Po rozegraniu sześciu kolejek, klub ze stolicy Bawarii w końcu powrócił na fotel lidera, po tym jak monachijczycy pokonali wczoraj na wyjeździe 1. FC Koeln 2:1.
Podczas gdy mistrzowie Niemiec wygrali swój mecz 2:1, to dotychczasowi liderzy Bundesligi, czyli RB Lipsk, polegli z Borussią M'Gladbach, dzięki czemu podopieczni Hansiego Flicka powrócili na fotel lidera.
Jak już doskonale wiemy bramki dla FCB zdobywali wczoraj Thomas Mueller oraz Serge Gnabry, podczas gdy skrzydłowy zdobył gola z akcji, to wychowanek bawarskiego klubu wykorzystał rzut karny po zagraniu ręką w polu karnym przez Wolfa. Po meczu sytuacja z początku spotkania wzbudziła niemałe emocje wśród zawodników i trenera „Kozłów”. Swojego głosu użyczył też sam Flick.

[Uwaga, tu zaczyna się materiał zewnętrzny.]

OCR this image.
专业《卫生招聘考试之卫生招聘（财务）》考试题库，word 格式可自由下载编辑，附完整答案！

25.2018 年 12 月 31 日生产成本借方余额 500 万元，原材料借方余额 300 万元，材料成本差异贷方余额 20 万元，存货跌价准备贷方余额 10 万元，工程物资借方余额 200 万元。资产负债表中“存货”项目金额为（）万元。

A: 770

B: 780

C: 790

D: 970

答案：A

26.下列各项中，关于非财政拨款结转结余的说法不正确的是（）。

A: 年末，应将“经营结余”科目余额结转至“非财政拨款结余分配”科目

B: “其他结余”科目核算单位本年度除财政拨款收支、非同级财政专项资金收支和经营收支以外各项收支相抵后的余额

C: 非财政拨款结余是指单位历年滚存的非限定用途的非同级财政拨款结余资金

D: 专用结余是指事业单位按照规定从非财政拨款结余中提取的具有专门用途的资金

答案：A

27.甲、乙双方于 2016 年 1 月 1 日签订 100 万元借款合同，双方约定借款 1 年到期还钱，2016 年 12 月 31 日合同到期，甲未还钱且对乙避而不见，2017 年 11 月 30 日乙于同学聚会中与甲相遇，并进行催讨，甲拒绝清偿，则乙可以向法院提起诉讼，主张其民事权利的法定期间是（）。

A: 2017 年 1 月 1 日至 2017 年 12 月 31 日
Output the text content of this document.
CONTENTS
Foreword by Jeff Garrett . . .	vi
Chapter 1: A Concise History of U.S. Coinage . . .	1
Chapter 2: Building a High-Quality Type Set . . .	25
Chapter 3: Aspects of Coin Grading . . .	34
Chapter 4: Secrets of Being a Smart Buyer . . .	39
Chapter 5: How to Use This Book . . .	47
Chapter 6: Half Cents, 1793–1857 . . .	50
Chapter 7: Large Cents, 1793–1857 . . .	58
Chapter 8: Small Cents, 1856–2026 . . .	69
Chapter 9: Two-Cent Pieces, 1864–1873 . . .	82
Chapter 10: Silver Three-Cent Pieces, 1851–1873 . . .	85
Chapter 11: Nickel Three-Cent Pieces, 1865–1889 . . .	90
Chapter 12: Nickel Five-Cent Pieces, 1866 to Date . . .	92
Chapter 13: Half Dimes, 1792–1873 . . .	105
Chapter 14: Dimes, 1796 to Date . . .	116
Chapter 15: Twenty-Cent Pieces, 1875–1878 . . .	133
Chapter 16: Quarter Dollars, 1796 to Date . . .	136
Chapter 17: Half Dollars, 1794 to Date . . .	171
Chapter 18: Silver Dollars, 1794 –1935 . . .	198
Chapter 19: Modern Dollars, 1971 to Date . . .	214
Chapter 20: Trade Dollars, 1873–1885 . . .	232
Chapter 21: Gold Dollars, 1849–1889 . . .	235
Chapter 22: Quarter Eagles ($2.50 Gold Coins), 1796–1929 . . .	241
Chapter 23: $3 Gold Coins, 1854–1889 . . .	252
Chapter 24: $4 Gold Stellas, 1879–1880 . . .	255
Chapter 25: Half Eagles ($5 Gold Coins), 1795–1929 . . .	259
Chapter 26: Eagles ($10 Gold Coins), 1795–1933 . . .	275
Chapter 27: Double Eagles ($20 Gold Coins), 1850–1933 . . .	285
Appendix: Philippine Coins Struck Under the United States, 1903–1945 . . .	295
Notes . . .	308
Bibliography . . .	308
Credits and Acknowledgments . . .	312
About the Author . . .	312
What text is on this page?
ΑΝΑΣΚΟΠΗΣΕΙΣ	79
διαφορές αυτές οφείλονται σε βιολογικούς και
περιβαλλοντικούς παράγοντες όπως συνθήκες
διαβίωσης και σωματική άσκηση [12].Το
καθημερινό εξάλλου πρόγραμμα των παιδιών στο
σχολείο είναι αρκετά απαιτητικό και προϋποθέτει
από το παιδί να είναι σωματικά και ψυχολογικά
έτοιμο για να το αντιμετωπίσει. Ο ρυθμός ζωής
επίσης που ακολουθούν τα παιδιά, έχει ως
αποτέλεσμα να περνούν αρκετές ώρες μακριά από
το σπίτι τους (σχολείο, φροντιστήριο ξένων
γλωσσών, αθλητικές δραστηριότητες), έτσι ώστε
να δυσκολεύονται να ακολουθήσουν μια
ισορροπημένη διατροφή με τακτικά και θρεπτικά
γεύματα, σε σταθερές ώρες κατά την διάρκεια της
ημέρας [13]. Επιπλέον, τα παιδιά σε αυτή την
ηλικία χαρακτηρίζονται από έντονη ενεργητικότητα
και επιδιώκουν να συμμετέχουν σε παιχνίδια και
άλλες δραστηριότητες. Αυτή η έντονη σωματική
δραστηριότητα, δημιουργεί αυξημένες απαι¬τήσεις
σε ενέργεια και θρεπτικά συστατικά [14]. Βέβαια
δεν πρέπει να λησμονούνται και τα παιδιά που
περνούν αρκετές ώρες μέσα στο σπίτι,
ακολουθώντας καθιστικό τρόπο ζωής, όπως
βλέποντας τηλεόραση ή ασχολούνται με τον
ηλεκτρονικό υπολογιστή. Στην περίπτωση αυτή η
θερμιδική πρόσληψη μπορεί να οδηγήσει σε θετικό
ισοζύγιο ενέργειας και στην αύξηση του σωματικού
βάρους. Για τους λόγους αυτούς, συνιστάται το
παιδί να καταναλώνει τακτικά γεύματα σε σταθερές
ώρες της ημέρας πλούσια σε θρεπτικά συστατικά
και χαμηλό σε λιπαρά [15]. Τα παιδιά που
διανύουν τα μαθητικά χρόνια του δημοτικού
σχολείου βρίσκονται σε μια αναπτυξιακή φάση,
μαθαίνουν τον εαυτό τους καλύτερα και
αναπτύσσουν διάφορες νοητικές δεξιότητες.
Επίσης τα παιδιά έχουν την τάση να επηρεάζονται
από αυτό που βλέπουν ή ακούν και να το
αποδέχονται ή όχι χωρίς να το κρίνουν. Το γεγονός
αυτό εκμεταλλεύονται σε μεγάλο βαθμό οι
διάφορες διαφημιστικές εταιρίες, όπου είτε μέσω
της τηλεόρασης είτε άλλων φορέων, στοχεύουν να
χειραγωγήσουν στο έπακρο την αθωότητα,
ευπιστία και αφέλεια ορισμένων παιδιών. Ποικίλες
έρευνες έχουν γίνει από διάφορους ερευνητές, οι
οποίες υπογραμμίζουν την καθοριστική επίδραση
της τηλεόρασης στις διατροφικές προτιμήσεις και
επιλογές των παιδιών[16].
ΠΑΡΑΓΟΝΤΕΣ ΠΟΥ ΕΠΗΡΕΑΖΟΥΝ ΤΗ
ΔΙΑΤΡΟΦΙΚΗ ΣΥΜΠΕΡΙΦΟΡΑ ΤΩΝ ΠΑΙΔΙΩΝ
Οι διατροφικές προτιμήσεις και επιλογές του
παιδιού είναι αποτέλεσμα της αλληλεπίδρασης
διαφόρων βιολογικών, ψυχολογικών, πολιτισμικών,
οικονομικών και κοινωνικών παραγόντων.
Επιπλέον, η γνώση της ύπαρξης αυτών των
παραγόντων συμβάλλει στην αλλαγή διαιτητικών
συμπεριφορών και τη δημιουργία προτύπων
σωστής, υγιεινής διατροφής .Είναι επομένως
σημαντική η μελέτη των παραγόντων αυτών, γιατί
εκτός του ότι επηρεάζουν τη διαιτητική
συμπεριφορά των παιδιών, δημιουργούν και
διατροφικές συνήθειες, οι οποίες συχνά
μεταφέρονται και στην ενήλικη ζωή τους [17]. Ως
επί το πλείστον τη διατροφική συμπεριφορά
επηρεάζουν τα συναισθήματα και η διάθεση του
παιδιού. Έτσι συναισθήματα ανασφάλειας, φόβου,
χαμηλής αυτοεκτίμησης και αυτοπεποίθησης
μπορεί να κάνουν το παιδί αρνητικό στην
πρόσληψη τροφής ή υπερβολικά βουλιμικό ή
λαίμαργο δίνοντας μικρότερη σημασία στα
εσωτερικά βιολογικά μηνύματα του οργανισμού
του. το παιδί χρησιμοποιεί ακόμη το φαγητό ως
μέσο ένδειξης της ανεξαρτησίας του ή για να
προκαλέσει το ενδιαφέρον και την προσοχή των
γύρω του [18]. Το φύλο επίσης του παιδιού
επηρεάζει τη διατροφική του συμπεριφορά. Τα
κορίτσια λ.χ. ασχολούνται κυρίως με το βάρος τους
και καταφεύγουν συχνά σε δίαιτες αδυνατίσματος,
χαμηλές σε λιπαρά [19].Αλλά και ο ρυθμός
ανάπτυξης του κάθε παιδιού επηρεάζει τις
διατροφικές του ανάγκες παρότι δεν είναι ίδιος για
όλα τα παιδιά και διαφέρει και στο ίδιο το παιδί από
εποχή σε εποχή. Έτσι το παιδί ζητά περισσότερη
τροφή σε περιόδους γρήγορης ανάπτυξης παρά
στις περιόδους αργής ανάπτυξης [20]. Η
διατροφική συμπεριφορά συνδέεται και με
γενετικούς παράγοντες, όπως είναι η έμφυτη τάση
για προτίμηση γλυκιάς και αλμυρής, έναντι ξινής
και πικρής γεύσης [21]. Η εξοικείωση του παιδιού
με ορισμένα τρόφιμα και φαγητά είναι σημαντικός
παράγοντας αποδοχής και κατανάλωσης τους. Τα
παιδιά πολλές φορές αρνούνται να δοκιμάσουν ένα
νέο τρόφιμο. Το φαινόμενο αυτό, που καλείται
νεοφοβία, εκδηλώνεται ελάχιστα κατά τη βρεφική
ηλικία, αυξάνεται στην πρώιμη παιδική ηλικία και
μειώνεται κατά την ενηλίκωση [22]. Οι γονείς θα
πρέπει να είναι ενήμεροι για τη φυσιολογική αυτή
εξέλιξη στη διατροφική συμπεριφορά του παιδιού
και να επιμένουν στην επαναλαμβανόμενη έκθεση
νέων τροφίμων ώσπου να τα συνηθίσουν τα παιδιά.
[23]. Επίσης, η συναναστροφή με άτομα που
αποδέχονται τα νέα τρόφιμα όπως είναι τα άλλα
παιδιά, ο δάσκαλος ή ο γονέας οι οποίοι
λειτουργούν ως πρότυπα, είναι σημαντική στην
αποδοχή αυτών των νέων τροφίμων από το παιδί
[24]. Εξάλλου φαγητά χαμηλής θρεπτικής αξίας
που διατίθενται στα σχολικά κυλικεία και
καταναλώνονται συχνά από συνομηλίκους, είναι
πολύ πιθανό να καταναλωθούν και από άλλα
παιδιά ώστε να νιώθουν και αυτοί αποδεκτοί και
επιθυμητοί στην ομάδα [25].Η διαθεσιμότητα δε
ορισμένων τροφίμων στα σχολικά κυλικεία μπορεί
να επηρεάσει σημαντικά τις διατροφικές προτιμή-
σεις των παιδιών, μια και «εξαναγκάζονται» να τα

Markus Gisdol (trener 1. FCK):
− Mogliśmy dziś zdobyć punkt, powinniśmy go zgarnąć. Była głupia sytuacja, z której wyniknął rzut karny. Takie są zasady, ale powinno się to przemyśleć. Po dobrym starcie było to dla nas nieco gorzkie.
Hansi Flick (trener FCB):
− Czy było to zagranie ręką? Takie są zasady. To nie ja je ustalam i nie ja za nie odpowiadam. Prawdą jest, że ta sytuacja pomogła nam. Tak już jest w świecie piłki.
Marius Wolf (pomocnik 1. FCK):
− Piłka najpierw uderzyła w mój brzuch, a potem w rękę. Ręka nie była daleko od ciała. W żaden sposób nie trafiła w piłkę. Tylko sędzia to widział, nikt inny nie narzekał. To była bardzo trudna decyzja. Sędzia nie był dzisiaj w najlepszej formie, ale musimy to zaakceptować.
REKLAMA
Ismail Jakobs (skrzydłowy 1. FCK):
− Decyzja ws. rzutu karnego zrujnowała mecz. Po tej jedenastce graliśmy dobrze, ale z Bayernem zawsze jest ciężko. Nie było tam zagrania ręką. Sędzia nie mógł tego widzieć. Gdyby nie zagwizdał, to VAR nie interweniowałby i pozostałoby 0:0.